Old Bottles
—Oneida County, Wisconsin
From time to time, when stirring in the muck
below our lakeside dock, we dredge them up:
old bottles, curio shaped, clear, green, or blue.
We gurgle out a muddy milk of sludge
and wash each bottle clean, while wondering
how old it is and who it was who drank
___its liquor down.
For five generations our family spent
their summers here. Each generation tried
to care for alcoholics in our line.
They drank in boats, they drank on shore, they drank
themselves to early death, their bottles now
on shelves displayed like shining graves, at home
___among their own.
Steven Peterson is the author of Walking Trees and Other Poems (Finishing Line Press, 2025). He divides his time between downtown Chicago and northern Wisconsin.




A poem of both beauty and irony. Having done my time as a metal detectorist and working through canal sludge where the odd bottle turns up, I appreciate your ‘family museum’. How unfortunate the cost though.
Some of the imagery is stunning in this poem.
Thanks for the read.
Such a beautifully concise telling of a tragic story. “We gurgle out a muddy milk of sludge” is extremely descriptive both visually and auditorially.
Sad tale of topers in which the word “care” stands out. The lakeside scene should have been one of vacation relaxation and renewal, but turns out to be the place where generations pass down an addiction to alcohol, toss the evidence into the mud, then recover the bottles as poignant memorials of unsuccessful care.
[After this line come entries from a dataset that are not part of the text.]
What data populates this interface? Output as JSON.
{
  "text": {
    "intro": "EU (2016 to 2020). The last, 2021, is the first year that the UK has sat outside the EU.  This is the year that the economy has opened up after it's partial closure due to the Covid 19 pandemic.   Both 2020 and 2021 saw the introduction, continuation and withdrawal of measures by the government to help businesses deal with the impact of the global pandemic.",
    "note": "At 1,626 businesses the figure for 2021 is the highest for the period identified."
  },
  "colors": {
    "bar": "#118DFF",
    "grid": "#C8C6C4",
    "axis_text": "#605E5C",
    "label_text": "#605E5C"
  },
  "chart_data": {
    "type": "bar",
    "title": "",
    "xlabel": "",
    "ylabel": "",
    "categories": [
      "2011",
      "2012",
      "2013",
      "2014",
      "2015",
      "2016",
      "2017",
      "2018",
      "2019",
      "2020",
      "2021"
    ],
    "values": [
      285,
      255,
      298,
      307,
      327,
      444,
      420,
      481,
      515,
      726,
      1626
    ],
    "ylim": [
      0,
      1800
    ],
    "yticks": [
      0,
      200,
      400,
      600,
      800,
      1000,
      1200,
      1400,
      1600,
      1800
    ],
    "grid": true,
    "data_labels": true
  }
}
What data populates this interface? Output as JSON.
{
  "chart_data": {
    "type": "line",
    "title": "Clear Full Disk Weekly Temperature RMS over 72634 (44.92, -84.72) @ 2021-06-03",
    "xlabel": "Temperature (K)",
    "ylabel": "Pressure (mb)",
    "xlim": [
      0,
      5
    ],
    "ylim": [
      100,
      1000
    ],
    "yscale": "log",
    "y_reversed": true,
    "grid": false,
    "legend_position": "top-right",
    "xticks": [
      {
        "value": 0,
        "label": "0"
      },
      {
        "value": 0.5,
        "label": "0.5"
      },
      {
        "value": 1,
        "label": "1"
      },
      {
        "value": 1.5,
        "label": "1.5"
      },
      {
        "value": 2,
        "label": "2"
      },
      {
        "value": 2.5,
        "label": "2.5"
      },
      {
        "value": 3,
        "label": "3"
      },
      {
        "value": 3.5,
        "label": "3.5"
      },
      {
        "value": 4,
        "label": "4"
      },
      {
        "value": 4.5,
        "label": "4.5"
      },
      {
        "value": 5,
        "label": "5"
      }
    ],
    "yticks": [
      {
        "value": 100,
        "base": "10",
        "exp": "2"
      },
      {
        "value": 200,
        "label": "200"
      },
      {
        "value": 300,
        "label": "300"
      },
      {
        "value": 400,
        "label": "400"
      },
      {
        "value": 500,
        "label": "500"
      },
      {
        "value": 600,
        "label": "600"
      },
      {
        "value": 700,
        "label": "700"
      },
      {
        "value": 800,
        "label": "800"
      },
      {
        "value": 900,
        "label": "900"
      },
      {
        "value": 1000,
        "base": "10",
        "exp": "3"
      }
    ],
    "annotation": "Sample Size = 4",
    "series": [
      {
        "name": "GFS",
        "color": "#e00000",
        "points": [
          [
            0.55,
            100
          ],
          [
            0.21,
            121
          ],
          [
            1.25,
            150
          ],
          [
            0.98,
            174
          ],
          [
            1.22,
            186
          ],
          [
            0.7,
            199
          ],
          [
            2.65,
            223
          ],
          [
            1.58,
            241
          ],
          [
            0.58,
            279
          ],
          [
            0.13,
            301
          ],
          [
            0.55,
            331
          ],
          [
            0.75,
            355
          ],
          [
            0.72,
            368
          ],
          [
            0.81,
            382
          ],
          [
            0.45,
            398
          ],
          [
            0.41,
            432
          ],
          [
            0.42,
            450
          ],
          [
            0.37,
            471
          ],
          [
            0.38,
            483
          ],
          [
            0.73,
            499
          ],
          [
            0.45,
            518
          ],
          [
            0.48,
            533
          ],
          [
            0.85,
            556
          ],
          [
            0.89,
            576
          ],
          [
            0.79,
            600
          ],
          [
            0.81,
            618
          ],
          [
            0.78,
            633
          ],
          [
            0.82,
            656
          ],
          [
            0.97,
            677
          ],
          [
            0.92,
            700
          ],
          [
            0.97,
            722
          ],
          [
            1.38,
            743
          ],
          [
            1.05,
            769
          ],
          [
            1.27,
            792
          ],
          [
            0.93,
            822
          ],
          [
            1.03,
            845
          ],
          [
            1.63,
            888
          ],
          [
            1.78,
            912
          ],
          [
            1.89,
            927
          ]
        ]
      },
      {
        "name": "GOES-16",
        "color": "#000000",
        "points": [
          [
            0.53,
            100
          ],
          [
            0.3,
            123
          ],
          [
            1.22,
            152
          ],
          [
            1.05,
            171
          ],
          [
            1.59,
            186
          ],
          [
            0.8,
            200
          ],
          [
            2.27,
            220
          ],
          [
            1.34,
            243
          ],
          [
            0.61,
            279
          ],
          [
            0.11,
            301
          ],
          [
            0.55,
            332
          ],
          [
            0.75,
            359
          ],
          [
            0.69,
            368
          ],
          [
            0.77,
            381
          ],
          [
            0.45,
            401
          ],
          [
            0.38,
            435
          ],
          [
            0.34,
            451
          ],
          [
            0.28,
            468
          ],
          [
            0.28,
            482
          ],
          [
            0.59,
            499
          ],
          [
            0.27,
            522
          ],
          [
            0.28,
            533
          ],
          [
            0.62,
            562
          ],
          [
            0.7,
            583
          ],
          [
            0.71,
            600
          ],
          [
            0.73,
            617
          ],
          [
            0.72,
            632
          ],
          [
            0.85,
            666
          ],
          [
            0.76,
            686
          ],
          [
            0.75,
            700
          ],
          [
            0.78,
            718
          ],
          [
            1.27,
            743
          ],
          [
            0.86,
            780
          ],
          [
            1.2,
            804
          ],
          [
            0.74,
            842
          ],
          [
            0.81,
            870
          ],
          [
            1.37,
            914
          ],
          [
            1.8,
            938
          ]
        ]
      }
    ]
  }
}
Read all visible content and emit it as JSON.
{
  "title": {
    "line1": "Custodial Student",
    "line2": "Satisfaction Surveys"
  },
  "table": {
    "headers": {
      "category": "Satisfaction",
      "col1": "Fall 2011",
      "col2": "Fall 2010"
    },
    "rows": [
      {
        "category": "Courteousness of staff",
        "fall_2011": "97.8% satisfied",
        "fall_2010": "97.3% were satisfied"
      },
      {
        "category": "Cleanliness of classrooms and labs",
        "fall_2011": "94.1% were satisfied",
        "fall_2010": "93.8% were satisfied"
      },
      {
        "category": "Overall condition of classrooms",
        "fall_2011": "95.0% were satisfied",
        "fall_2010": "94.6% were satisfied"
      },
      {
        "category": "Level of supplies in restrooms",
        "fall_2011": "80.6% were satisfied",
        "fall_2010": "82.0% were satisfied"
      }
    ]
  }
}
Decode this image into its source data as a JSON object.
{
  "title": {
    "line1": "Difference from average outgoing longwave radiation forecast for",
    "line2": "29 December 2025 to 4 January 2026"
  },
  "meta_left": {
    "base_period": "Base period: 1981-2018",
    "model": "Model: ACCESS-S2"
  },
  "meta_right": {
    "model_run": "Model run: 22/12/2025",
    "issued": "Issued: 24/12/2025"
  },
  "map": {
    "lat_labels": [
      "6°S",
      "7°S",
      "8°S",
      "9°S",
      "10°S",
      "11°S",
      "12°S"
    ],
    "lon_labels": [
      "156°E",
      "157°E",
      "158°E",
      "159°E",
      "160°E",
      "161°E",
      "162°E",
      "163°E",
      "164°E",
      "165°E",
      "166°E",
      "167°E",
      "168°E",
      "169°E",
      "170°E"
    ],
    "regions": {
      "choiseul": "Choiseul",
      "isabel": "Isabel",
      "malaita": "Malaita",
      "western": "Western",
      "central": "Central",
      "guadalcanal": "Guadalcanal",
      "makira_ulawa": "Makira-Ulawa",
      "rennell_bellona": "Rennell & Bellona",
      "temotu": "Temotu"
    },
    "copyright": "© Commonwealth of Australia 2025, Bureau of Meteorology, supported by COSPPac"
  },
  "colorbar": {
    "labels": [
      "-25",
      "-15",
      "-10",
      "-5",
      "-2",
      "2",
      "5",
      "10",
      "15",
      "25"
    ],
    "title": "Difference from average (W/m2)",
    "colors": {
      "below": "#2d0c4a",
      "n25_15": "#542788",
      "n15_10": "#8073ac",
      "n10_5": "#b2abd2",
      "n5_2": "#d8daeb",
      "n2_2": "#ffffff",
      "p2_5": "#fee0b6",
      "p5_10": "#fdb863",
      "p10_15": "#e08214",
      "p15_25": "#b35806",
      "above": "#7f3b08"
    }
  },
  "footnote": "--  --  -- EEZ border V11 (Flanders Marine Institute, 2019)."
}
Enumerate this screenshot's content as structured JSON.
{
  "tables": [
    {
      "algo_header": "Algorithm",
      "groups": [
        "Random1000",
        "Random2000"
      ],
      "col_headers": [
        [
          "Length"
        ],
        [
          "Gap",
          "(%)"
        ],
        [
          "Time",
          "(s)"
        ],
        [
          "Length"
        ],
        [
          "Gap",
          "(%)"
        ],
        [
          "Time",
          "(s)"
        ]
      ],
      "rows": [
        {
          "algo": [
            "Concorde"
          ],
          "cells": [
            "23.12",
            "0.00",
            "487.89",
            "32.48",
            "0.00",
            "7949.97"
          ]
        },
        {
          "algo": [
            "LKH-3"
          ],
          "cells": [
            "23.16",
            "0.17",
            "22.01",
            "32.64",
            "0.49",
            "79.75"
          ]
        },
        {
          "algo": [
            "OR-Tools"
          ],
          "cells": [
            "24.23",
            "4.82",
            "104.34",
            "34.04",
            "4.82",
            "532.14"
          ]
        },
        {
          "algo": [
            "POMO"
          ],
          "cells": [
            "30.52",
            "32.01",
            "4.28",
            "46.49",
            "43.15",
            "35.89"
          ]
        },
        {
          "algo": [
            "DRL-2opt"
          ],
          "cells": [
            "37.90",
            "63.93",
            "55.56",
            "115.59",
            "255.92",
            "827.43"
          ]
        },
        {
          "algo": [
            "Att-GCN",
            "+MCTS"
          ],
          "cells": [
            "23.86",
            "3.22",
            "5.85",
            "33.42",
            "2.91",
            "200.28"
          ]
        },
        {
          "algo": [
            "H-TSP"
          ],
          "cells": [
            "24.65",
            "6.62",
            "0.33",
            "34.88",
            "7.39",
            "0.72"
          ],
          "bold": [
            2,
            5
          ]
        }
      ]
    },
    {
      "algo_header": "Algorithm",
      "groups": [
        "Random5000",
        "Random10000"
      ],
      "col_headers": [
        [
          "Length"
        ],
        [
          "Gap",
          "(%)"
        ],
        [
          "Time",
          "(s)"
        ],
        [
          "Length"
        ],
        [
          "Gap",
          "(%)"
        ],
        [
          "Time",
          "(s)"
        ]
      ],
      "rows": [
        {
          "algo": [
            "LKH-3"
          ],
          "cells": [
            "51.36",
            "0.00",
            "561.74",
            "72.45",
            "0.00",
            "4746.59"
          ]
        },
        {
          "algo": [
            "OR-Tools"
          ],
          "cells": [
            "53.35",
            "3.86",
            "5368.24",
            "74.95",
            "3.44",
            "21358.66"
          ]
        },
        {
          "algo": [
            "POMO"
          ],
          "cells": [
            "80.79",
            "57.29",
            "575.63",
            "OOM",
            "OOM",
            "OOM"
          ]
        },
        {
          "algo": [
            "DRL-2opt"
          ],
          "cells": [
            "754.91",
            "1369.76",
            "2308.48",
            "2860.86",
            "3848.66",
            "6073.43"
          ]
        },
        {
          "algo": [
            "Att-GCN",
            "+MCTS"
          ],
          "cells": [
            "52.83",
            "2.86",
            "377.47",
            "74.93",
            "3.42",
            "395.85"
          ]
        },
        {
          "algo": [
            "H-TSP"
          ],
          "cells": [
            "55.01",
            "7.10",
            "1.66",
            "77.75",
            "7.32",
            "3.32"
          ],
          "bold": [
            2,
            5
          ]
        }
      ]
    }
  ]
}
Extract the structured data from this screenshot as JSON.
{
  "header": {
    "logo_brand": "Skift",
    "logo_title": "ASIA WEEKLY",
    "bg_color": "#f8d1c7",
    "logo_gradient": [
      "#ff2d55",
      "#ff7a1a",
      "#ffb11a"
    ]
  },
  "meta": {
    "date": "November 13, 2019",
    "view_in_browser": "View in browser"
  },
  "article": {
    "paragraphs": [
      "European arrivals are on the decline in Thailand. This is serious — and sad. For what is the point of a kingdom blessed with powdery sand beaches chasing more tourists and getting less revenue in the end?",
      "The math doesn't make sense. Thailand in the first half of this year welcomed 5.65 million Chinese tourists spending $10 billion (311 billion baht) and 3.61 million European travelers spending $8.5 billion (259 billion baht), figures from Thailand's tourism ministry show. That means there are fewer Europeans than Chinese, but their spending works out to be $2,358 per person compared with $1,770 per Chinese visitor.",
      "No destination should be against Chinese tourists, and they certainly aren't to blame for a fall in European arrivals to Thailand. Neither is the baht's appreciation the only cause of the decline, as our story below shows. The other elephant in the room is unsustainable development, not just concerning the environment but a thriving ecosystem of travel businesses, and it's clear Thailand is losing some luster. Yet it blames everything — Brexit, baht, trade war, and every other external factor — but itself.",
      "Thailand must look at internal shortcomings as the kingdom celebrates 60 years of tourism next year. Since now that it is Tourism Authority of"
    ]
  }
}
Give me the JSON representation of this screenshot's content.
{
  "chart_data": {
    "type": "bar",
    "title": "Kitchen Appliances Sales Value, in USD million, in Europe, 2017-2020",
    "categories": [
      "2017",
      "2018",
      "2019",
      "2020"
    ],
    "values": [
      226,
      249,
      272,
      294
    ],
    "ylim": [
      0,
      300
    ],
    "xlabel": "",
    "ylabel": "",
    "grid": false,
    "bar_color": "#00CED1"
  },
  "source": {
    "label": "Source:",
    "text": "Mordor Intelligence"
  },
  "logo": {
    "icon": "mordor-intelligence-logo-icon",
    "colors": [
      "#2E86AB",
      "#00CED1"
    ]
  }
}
Words and images well chosen, Steven, to suit the melancholy outlook.
First, this is a perfectly measured poem in every detail. Second, I can relate to it very well: In a cabin in Maine owned by an old friend of mine, where I used to spend several weeks every summer, I lined the walls with my own empty bottles, supported by the fire blocking — it was a grand display of vintage single malt scotch husks, which oversaw the writing of many a good poem. It would have been unthinkable to toss the empties into the lake. Unlike some of the commenters, you felt no need to moralize. The moral is is in the narrative, plain and simple. Great work.